With global demand rapidly increasing for high-energy-density and low-cost energy storage technologies, the investigation for new systems to replace conventional lithium-ion batteries is accelerating. Fluoride shuttle batteries have garnered significant attention as a highly promising next-generation candidate. They boast an extremely high theoretical energy density and can be manufactured using inexpensive, abundant materials found in the Earth's crust. The key feature of these batteries is how they operate: they store and release energy by shuttling fluoride ions back and forth between the electrodes.

However, a major issue with this battery system is that the "fluorination reaction" is much harder to trigger than the opposing "defluorination reaction." During fluorination, unwanted side reactions and irreversible processes often occur, causing the battery's performance to decline. Therefore, a crucial challenge has been figuring out how to make this reaction proceed smoothly, and what kind of electrolyte design is needed to achieve that.

To promote the fluorination reaction, a thought is to increase the concentration of fluoride ions in the electrolyte. However, stable inorganic fluoride salts generally do not dissolve well in organic solvents, making it difficult to achieve a high enough concentration. It has been tried adding specific organic molecules designed to bind to fluoride ions to help them dissolve. These molecules are often expensive, difficult to synthesize, and can sometimes trap the fluoride ions too tightly, ironically hindering the very fluorination reaction they were meant to help.

To tackle this problem, the research team focused on a different fluorine-containing inorganic salt: potassium tetrafluoroborate (KBF₄). Because KBF₄ is chemically stable and it is reported to act as fluoride sources in chemical reactions, the team hypothesized that it might effectively regulate the fluorination reaction at the boundary where the electrode meets the electrolyte.

First, the team discovered that by adding both cesium fluoride (CsF) and KBF₄ to an organic solvent (tetraglyme), the amount of Cs ions successfully increased dramatically compared to when KBF₄ was not used.
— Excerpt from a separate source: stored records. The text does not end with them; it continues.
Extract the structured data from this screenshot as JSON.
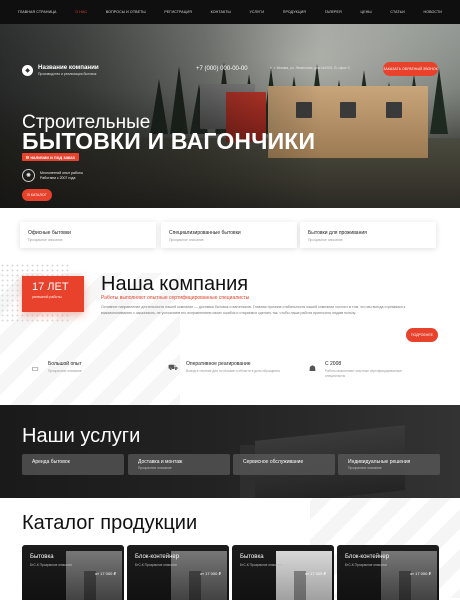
{
  "nav": {
    "items": [
      {
        "label": "Главная страница",
        "active": false
      },
      {
        "label": "О нас",
        "active": true
      },
      {
        "label": "Вопросы и ответы",
        "active": false
      },
      {
        "label": "Регистрация",
        "active": false
      },
      {
        "label": "Контакты",
        "active": false
      },
      {
        "label": "Услуги",
        "active": false
      },
      {
        "label": "Продукция",
        "active": false
      },
      {
        "label": "Галерея",
        "active": false
      },
      {
        "label": "Цены",
        "active": false
      },
      {
        "label": "Статьи",
        "active": false
      },
      {
        "label": "Новости",
        "active": false
      }
    ]
  },
  "header": {
    "company_name": "Название компании",
    "company_tagline": "Производство и реализация бытовок",
    "phone": "+7 (000) 000-00-00",
    "address": "г. Москва, ул. Ленинская, дом №0001, В, офис 0",
    "callback_label": "Заказать обратный звонок"
  },
  "hero": {
    "title_line1": "Строительные",
    "title_line2": "бытовки и вагончики",
    "stock_label": "В наличии и под заказ",
    "experience_line1": "Многолетний опыт работы",
    "experience_line2": "Работаем с 2007 года",
    "catalog_button": "В каталог"
  },
  "categories": [
    {
      "title": "Офисные бытовки",
      "subtitle": "Прозрачное описание"
    },
    {
      "title": "Специализированные бытовки",
      "subtitle": "Прозрачное описание"
    },
    {
      "title": "Бытовки для проживания",
      "subtitle": "Прозрачное описание"
    }
  ],
  "company": {
    "years": "17 ЛЕТ",
    "years_caption": "успешной работы",
    "title": "Наша компания",
    "subtitle": "Работы выполняют опытные сертифицированные специалисты",
    "text": "Основное направление деятельности нашей компании — доставка бытовок и вагончиков. Главная причина стабильности нашей компании состоит в том, что мы всегда стремимся к взаимопониманию с заказчиком, не усложняем его исправлением своих ошибок и стараемся сделать так, чтобы наша работа приносила людям пользу.",
    "more_button": "Подробнее",
    "features": [
      {
        "title": "Большой опыт",
        "subtitle": "Прозрачное описание"
      },
      {
        "title": "Оперативное реагирование",
        "subtitle": "Выезд в течение дня по Москве и области в день обращения"
      },
      {
        "title": "С 2008",
        "subtitle": "Работы выполняют опытные сертифицированные специалисты"
      }
    ]
  },
  "services": {
    "title": "Наши услуги",
    "items": [
      {
        "name": "Аренда бытовок",
        "subtitle": ""
      },
      {
        "name": "Доставка и монтаж",
        "subtitle": "Прозрачное описание"
      },
      {
        "name": "Сервисное обслуживание",
        "subtitle": ""
      },
      {
        "name": "Индивидуальные решения",
        "subtitle": "Прозрачное описание"
      }
    ]
  },
  "catalog": {
    "title": "Каталог продукции",
    "products": [
      {
        "name": "Бытовка",
        "subtitle": "БтС-К Прозрачное описание",
        "price": "от 17 000 ₽"
      },
      {
        "name": "Блок-контейнер",
        "subtitle": "БтС-К Прозрачное описание",
        "price": "от 17 000 ₽"
      },
      {
        "name": "Бытовка",
        "subtitle": "БтС-К Прозрачное описание",
        "price": "от 17 000 ₽"
      },
      {
        "name": "Блок-контейнер",
        "subtitle": "БтС-К Прозрачное описание",
        "price": "от 17 000 ₽"
      }
    ]
  },
  "colors": {
    "accent": "#e8412c",
    "dark": "#0f0f0f"
  }
}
This suggested that KBF₄ boosts the solubility of fluoride salts and fundamentally changes the state of the fluoride ions in the electrolyte.

Next, the team tested the newly prepared electrolyte and confirmed that it possesses high electrochemical stability. Furthermore, using analytical techniques, such as cyclic voltammetry and X-ray photoelectron spectroscopy on a bismuth metal electrode, they successfully observed reversible fluorination and defluorination reactions. These results proved that the KBF₄-containing electrolyte is highly effective at driving the necessary electrode reactions for fluoride shuttle batteries.
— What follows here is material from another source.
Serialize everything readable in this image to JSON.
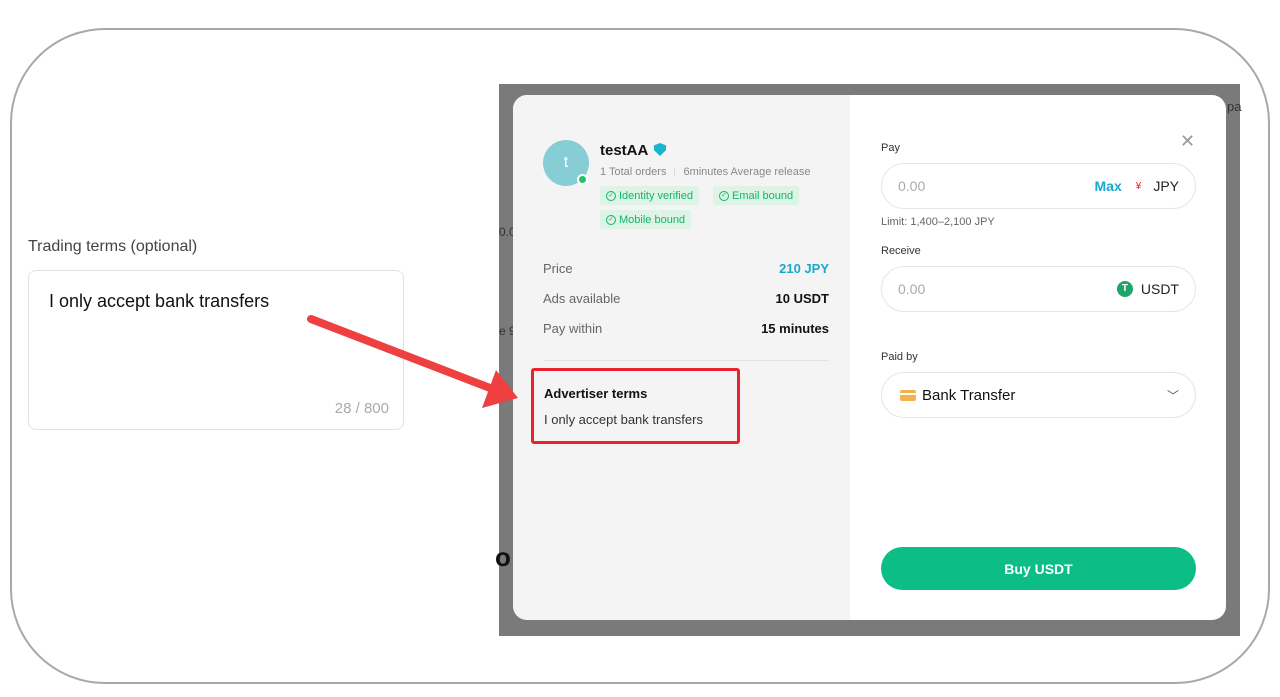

Moreover, in practical charge-discharge measurements, this new electrolyte clearly supported reversible reactions in a bismuth fluoride-composite electrode. Notably, the potential at which the fluorination reaction occurred with this new electrolyte was significantly more negative than in previous systems that used organic additives. This indicates that the KBF₄ electrolyte is controlling fluoride ion activity and electrode reactions in a fundamentally different and improved way.
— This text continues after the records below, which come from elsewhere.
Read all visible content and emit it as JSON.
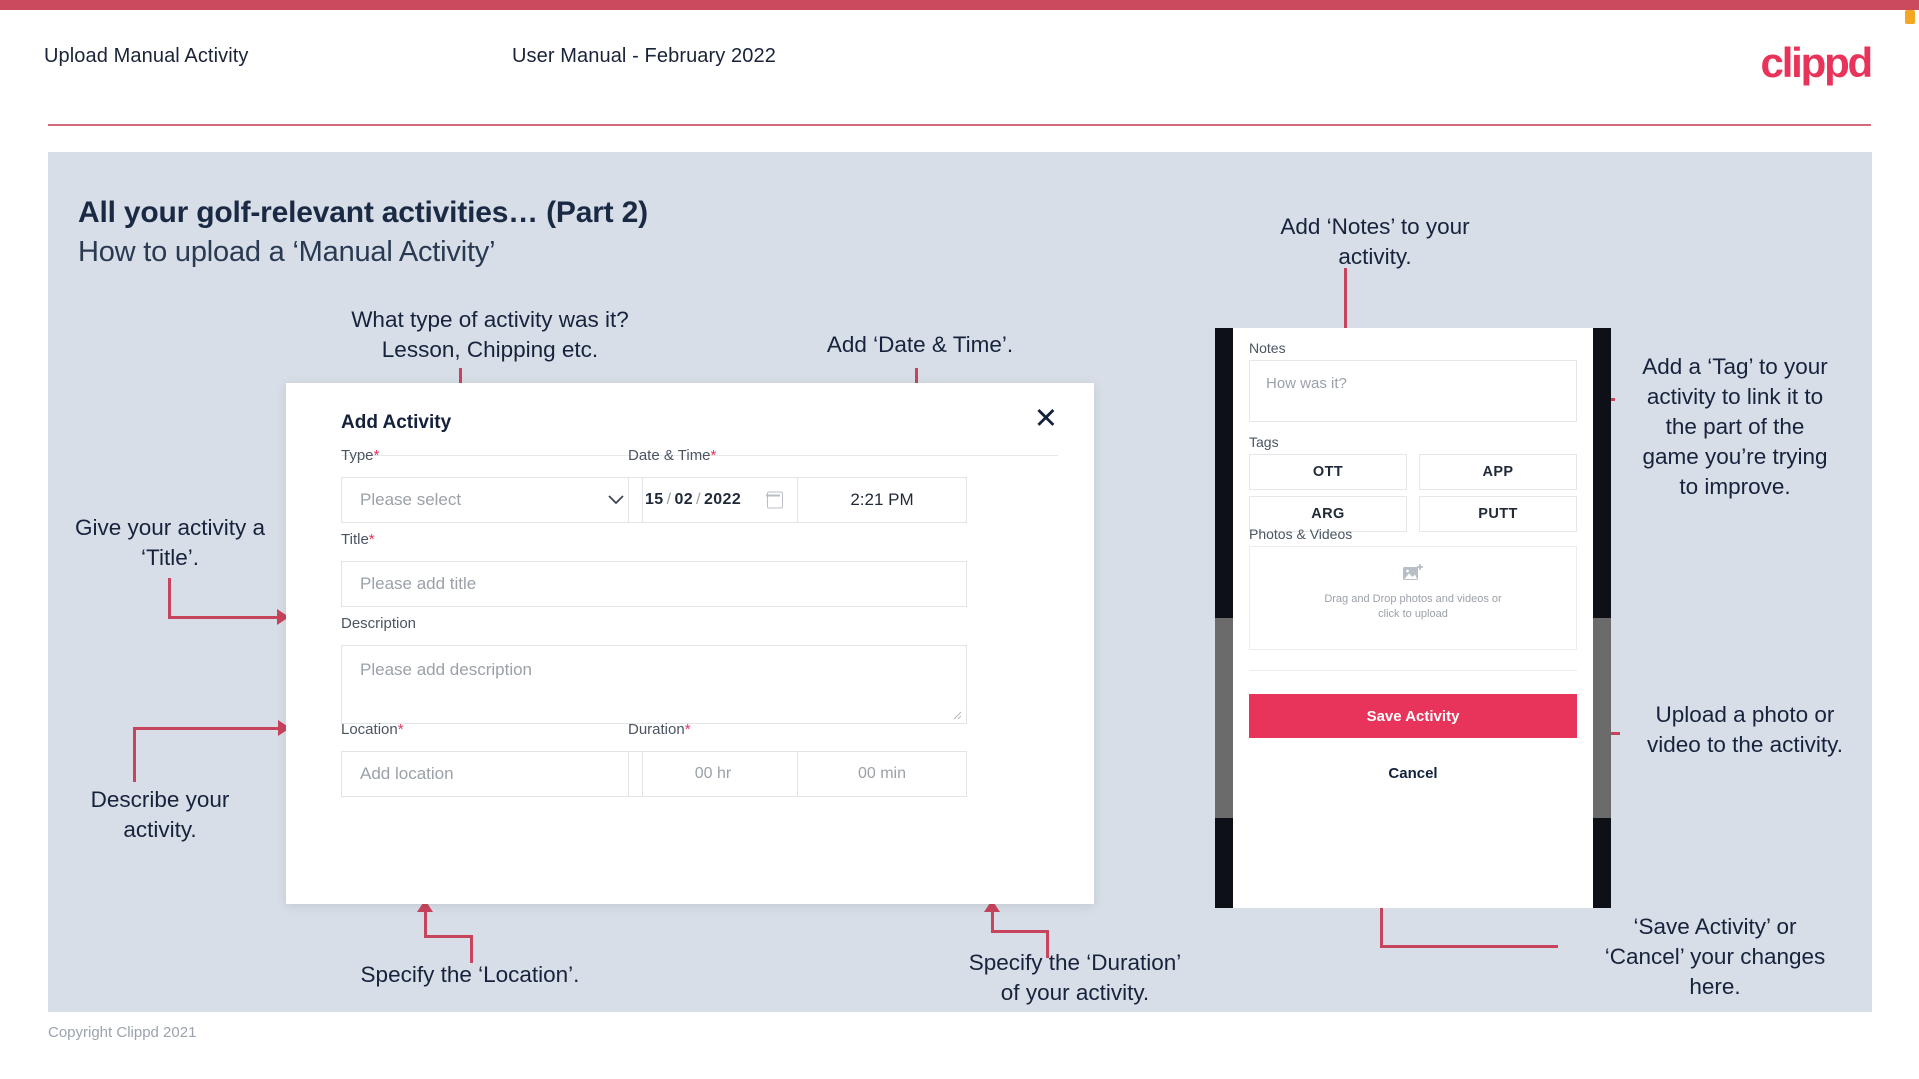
{
  "brand": {
    "accent": "#e8335a",
    "bar": "#cc4a5e",
    "panel_bg": "#d7dee7",
    "logo_text": "clippd"
  },
  "header": {
    "left_title": "Upload Manual Activity",
    "center_title": "User Manual - February 2022"
  },
  "slide": {
    "heading": "All your golf-relevant activities… (Part 2)",
    "subheading": "How to upload a ‘Manual Activity’"
  },
  "footer": {
    "copyright": "Copyright Clippd 2021"
  },
  "dialog": {
    "title": "Add Activity",
    "close_icon": "close-icon",
    "fields": {
      "type": {
        "label": "Type",
        "required": "*",
        "placeholder": "Please select",
        "chevron": "chevron-down-icon"
      },
      "datetime": {
        "label": "Date & Time",
        "required": "*",
        "day": "15",
        "month": "02",
        "year": "2022",
        "sep": "/",
        "calendar_icon": "calendar-icon",
        "time": "2:21 PM"
      },
      "title": {
        "label": "Title",
        "required": "*",
        "placeholder": "Please add title"
      },
      "description": {
        "label": "Description",
        "required": "",
        "placeholder": "Please add description"
      },
      "location": {
        "label": "Location",
        "required": "*",
        "placeholder": "Add location"
      },
      "duration": {
        "label": "Duration",
        "required": "*",
        "hours": "00 hr",
        "minutes": "00 min"
      }
    }
  },
  "phone": {
    "notes": {
      "label": "Notes",
      "placeholder": "How was it?"
    },
    "tags": {
      "label": "Tags",
      "items": [
        "OTT",
        "APP",
        "ARG",
        "PUTT"
      ]
    },
    "photos": {
      "label": "Photos & Videos",
      "icon": "add-image-icon",
      "drop_line1": "Drag and Drop photos and videos or",
      "drop_line2": "click to upload"
    },
    "save_label": "Save Activity",
    "cancel_label": "Cancel"
  },
  "annotations": {
    "type": "What type of activity was it?\nLesson, Chipping etc.",
    "datetime": "Add ‘Date & Time’.",
    "title": "Give your activity a\n‘Title’.",
    "description": "Describe your\nactivity.",
    "location": "Specify the ‘Location’.",
    "duration": "Specify the ‘Duration’\nof your activity.",
    "notes": "Add ‘Notes’ to your\nactivity.",
    "tags": "Add a ‘Tag’ to your\nactivity to link it to\nthe part of the\ngame you’re trying\nto improve.",
    "photos": "Upload a photo or\nvideo to the activity.",
    "save": "‘Save Activity’ or\n‘Cancel’ your changes\nhere."
  }
}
These findings demonstrate that KBF₄ is effectively controlling fluoride ion activity within a battery with a chemically robust and low-cost additive capable. It is highly likely that this new electrolyte activates the fluorination reaction by uniquely altering the state of the fluoride ions and the electrode. The team are investigating further detailed research to deepen the understanding of exactly how this mechanism works.

Ultimately, this study presents a fresh, simple, and scalable approach to designing electrolytes for fluoride shuttle batteries, using materials quite different from previous methods. By proving that a KBF₄-based electrolyte enables reversible electrode reactions, this research marks a vital step forward. As scientists continue to improve the electrolyte, optimize electrode structures, and stabilize the internal environment of the battery, it can be expected even greater improvements in capacity, lifespan, and practicality—bringing us closer to a future powered by sustainable, next-generation energy storage.